I'm much in favor of keeping the current technique of storing the image files (or other media for that matter) in the filesystem- the upload dir should be mounted via NFS, AFS, Coda or Intermezzo. The DB servers could provide the NFS share for the time being (images are about 3 Gigs at the moment), with the option to give this a dedicated server later. The images will usually be served by the Squid anyway, so NFS speed is not an issue.

Reasons:

  • Scaling operations are simplified (no changes to current code, no copying from DB to tmpfile for each scaling operation,...)
  • keeps DB size down- very important, especially with the DB really being the bottleneck at the moment.

Gwicke

Sounds great, but...[edit]

Well, if I wake up tomorrow and see that everything discussed above works, it's fine. Otherwise, I recommend not wasting our time on trivial things. I see no reason either for traslating names (they are often technical), or for translating descriptions (if you've uploaded image, then probably it has some value for Wikipedia, then its description can be found on some Wikipedia page, which can and should be translated).

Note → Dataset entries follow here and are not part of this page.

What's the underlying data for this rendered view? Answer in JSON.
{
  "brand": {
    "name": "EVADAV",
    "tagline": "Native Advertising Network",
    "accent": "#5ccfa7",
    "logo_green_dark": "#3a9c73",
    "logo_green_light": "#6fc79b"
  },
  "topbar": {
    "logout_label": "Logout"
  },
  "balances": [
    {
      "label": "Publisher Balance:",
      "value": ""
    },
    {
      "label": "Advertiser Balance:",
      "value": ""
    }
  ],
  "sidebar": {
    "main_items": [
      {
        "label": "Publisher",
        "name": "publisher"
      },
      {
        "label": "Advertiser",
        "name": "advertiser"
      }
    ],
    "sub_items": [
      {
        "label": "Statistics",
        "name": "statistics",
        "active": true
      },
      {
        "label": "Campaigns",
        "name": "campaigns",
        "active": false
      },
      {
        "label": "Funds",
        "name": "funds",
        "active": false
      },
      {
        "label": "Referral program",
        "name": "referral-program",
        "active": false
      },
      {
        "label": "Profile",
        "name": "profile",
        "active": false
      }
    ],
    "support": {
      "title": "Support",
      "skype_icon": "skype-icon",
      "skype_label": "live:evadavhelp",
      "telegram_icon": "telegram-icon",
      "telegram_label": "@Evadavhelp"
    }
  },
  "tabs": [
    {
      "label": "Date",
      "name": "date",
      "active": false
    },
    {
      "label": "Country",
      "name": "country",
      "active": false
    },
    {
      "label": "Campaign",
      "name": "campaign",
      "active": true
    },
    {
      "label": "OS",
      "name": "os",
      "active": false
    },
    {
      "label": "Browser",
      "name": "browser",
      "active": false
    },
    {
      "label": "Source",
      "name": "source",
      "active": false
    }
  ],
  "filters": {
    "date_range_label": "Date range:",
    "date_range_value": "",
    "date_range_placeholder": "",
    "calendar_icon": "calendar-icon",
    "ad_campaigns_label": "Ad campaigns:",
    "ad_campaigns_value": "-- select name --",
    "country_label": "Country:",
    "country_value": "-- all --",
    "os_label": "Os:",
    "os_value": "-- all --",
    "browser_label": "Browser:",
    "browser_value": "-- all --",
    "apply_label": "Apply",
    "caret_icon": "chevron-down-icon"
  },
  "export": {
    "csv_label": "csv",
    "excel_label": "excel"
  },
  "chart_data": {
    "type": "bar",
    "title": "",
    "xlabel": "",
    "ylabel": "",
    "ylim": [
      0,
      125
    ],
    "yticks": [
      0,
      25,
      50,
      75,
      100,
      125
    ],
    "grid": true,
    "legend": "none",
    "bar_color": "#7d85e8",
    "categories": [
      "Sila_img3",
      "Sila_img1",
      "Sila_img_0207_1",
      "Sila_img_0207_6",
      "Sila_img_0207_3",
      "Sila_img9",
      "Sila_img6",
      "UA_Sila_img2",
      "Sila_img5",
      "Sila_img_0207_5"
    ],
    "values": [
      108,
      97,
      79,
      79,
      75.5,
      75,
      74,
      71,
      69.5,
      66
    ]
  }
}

What should be done, however, is a possibility to link images between different Wikipedias:

  • either create a single namespace for images (now, until there aren't so many)
  • or code something like en:Image:cat.jpg (note, that it's not hard; there will be no problems, for example, if IMG tag was allowed in WikiMarkup)

en:User:ilya

Embedding[edit]

Currently on Meta external images can be embedded:

http://en.wikipedia.org/upload/d/d1/Tile_Hill_train_550.jpg

-

http://www.google.com/images/logo_sm.gif

That's not a bug. All MediaWiki wikis can use external images in this way unless they explicitly disable it. It has been disabled on many of the larger Wikipedias to prevent vandalism and bandwidth theft from other sites, but it is still allowed on many others, including Meta. Angela 10:38, 22 Jun 2004 (UTC)
I see, thanks.--Patrick 10:46, 22 Jun 2004 (UTC)

Another solution(?)[edit]

why not just use a Pipe to link an image found in one Wiki project to another, including the description page?